De fait, il nous faut reconnaître qu'il y a un problème dans ce pays sur la gestion des flottes d'hélicoptères. Nous disposons d'hélicoptères bleus relevant de la gendarmerie, de blancs relevant du ministère de la santé et de rouges de la sécurité civile, auxquels correspondent autant de contrats de maintenance et autant de gestion qu'il y a de ministres fiers de la flotte d'hélicoptères dont ils disposent dans un contexte où pourtant on demande des sacrifices à chacun. Il n'existe pour l'heure aucune réflexion sur une éventuelle mutualisation de la maintenance ou sur la mise en commun d'éventuels marchés de location ou d'acquisition, ce qui, en tant qu'ancien ministre du budget et actuel ministre de l'intérieur gestionnaire d'une flotte, m'agace au plus haut point. Si nous avions une gestion commune des hélicoptères, nous pourrions répondre plus facilement aux sollicitations dans un cadre plus rationnel. Je souhaite pour ma part que nous fassions cet effort de rationalisation. Les hélicoptères, qui sont des moyens de secours d'urgence à la personne et auxquels tiennent beaucoup les élus, ne sont pas forcément nécessaires sur les territoires dès lors qu'il existe d'autres moyens de secours à la personne mobilisables. C'est le cas par exemple au Touquet où les moyens très importants qui peuvent être mobilisés n'empêchent pas le maire du Touquet de m'adresser un mot à chaque séance de questions d'actualité au Gouvernement. Mais dans le contexte de contrainte budgétaire qui est le nôtre, on ne peut fournir autant d'hélicoptères qu'il y a d'élus pour en réclamer.

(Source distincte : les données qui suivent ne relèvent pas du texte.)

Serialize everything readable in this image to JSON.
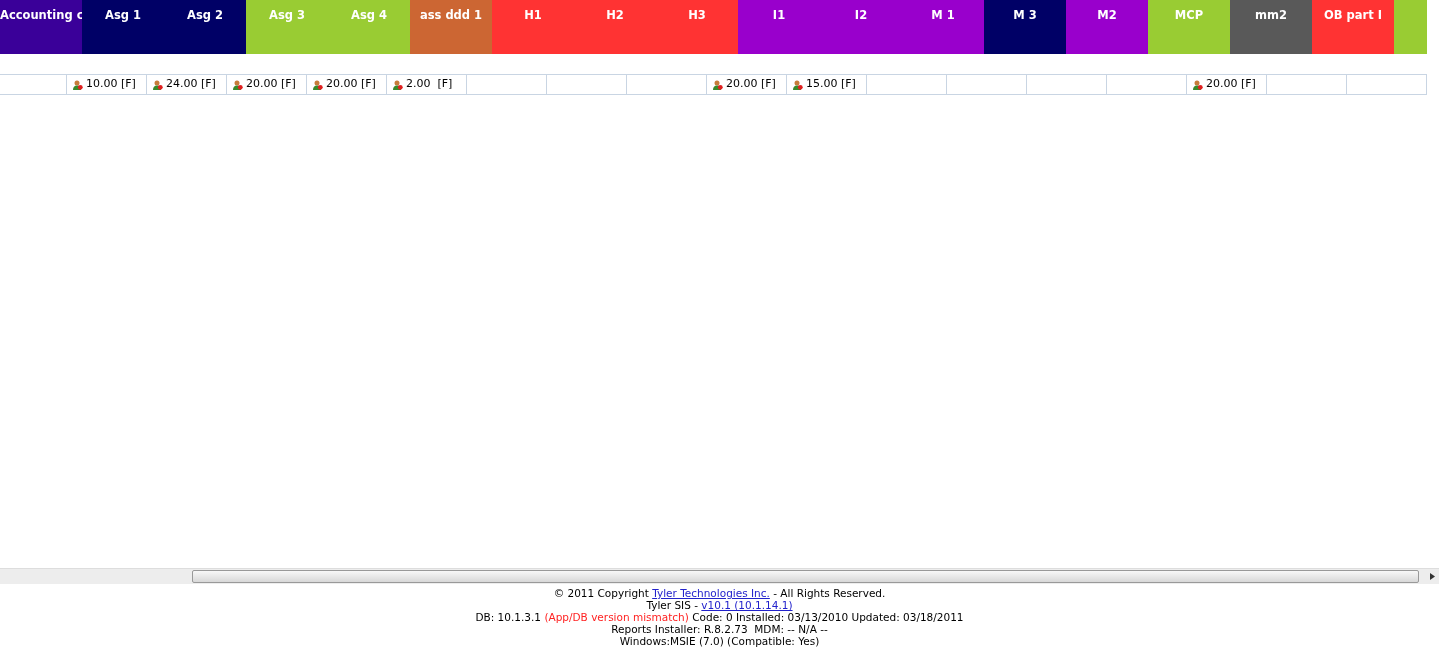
{
  "header_columns": [
    {
      "label": "Accounting c",
      "color": "#3a0099"
    },
    {
      "label": "Asg 1",
      "color": "#000066"
    },
    {
      "label": "Asg 2",
      "color": "#000066"
    },
    {
      "label": "Asg 3",
      "color": "#99cc33"
    },
    {
      "label": "Asg 4",
      "color": "#99cc33"
    },
    {
      "label": "ass ddd 1",
      "color": "#cc6633"
    },
    {
      "label": "H1",
      "color": "#ff3333"
    },
    {
      "label": "H2",
      "color": "#ff3333"
    },
    {
      "label": "H3",
      "color": "#ff3333"
    },
    {
      "label": "I1",
      "color": "#9900cc"
    },
    {
      "label": "I2",
      "color": "#9900cc"
    },
    {
      "label": "M 1",
      "color": "#9900cc"
    },
    {
      "label": "M 3",
      "color": "#000066"
    },
    {
      "label": "M2",
      "color": "#9900cc"
    },
    {
      "label": "MCP",
      "color": "#99cc33"
    },
    {
      "label": "mm2",
      "color": "#595959"
    },
    {
      "label": "OB part I",
      "color": "#ff3333"
    },
    {
      "color": "#99cc33"
    }
  ],
  "score_cells": [
    {},
    {
      "score": "10.00 [F]"
    },
    {
      "score": "24.00 [F]"
    },
    {
      "score": "20.00 [F]"
    },
    {
      "score": "20.00 [F]"
    },
    {
      "score": "2.00  [F]"
    },
    {},
    {},
    {},
    {
      "score": "20.00 [F]"
    },
    {
      "score": "15.00 [F]"
    },
    {},
    {},
    {},
    {},
    {
      "score": "20.00 [F]"
    },
    {},
    {}
  ],
  "footer_lines": [
    [
      {
        "kind": "text",
        "text": "© 2011 Copyright "
      },
      {
        "kind": "link",
        "text": "Tyler Technologies Inc."
      },
      {
        "kind": "text",
        "text": " - All Rights Reserved."
      }
    ],
    [
      {
        "kind": "text",
        "text": "Tyler SIS - "
      },
      {
        "kind": "link",
        "text": "v10.1 (10.1.14.1)"
      }
    ],
    [
      {
        "kind": "text",
        "text": "DB: 10.1.3.1 "
      },
      {
        "kind": "warning",
        "text": "(App/DB version mismatch)"
      },
      {
        "kind": "text",
        "text": " Code: 0 Installed: 03/13/2010 Updated: 03/18/2011"
      }
    ],
    [
      {
        "kind": "text",
        "text": "Reports Installer: R.8.2.73  MDM: -- N/A --"
      }
    ],
    [
      {
        "kind": "text",
        "text": "Windows:MSIE (7.0) (Compatible: Yes)"
      }
    ]
  ]
}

C'est pourquoi, actuellement j'essaye de rationaliser l'utilisation de la flotte d'hélicoptères, de regarder bassin de vie par bassin de vie les moyens de secours d'urgence à la personne dont les territoires ont besoin afin d'identifier les zones dans lesquelles un hélicoptère est indispensable et celles dans lesquelles on peut mobiliser d'autres moyens moins coûteux. Sans cela, je manquerais à mon devoir de responsabilité eu égard aux contraintes budgétaires, mais également de l'efficacité du service public.